Bradley Scanes says Max Verstappen’s infamous poke at Lewis Hamilton’s rear wing in Brazil 2021 wasn’t a hot-headed moment. It was a choice.
Speaking on the High Performance podcast, Verstappen’s former performance coach (2019–2023) claimed the then-Red Bull driver knowingly racked up a €50,000 fine for touching Hamilton’s Mercedes in parc fermé at Interlagos — all to crank up the pressure in a title fight that was already boiling.
“That was measured,” Scanes said. “He knew he was going to get a €50k fine and no impact on track.” It wasn’t, he added, a spur-of-the-moment impulse. “In the team it was discussed.”
The scene is burned into F1 memory: Hamilton had been disqualified from qualifying for a rear-wing infringement — later put down by Mercedes to a broken component — before slicing through the sprint from the back and then storming from 10th to win the grand prix, even with a gearbox penalty. Verstappen, watching the black car go by like it had afterburners, inspected the Mercedes wing after qualy and paid for it.
Scanes insists the move did exactly what it was meant to do. Even if nothing came of it, he argued, it shifted the narrative and rattled the opposition. In his telling, it did more than that. “For the last two races, they couldn’t run that particular wing,” he claimed, calling the episode “helpful” as the season reached its crescendo.

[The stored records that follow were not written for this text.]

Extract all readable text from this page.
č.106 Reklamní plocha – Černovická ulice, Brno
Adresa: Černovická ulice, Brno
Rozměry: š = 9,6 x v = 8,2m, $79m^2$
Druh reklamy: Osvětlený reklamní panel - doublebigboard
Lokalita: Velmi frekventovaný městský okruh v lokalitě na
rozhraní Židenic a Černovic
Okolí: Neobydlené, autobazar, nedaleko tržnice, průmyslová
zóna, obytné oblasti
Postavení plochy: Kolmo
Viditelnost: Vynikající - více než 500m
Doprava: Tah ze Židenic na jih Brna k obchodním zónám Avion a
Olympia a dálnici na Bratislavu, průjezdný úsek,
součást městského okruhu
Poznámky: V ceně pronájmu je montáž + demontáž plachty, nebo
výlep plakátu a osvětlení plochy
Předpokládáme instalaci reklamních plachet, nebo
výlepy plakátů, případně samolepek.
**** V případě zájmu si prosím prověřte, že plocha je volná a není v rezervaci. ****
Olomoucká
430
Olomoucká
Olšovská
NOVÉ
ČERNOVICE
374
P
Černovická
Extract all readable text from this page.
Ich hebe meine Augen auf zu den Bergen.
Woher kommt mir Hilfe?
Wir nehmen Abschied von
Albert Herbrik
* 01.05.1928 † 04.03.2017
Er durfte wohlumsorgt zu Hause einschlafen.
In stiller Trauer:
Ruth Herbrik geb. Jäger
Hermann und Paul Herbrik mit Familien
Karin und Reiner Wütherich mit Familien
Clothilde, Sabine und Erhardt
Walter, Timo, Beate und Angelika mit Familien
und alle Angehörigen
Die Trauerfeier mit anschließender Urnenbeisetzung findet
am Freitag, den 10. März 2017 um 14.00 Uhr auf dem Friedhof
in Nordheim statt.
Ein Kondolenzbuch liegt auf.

The tone around the paddock? As frosty as it gets. “2021 is probably the best experience I’ve ever had,” Scanes said, describing the mood between Red Bull and Mercedes as “war.” The public jousts between Christian Horner and Toto Wolff were one thing. The private moments — in cooldown rooms, in hospitality, walking past each other in the tunnel of Interlagos — were another. “Nobody would even look at each other,” he said. “You could cut the tension with a knife.”
Verstappen went on to clinch his first of four consecutive World Championships that year, passing Hamilton on the final lap in Abu Dhabi after the controversial Safety Car restart. Scanes, unsurprisingly, feels his man earned it. He still tips his cap to the dueling greats: “Both drivers for sure deserved to win that title that year,” he said, before adding with a grin you could hear through the mic: “Obviously, I’m biased and we deserved it more.”
Whether one sees the wing-touch as gamesmanship or games gone too far, Scanes’ account paints a clear picture of the margins at play in that season. In a fight decided by inches and interpretations, even a €50k fine was just another tool in the box.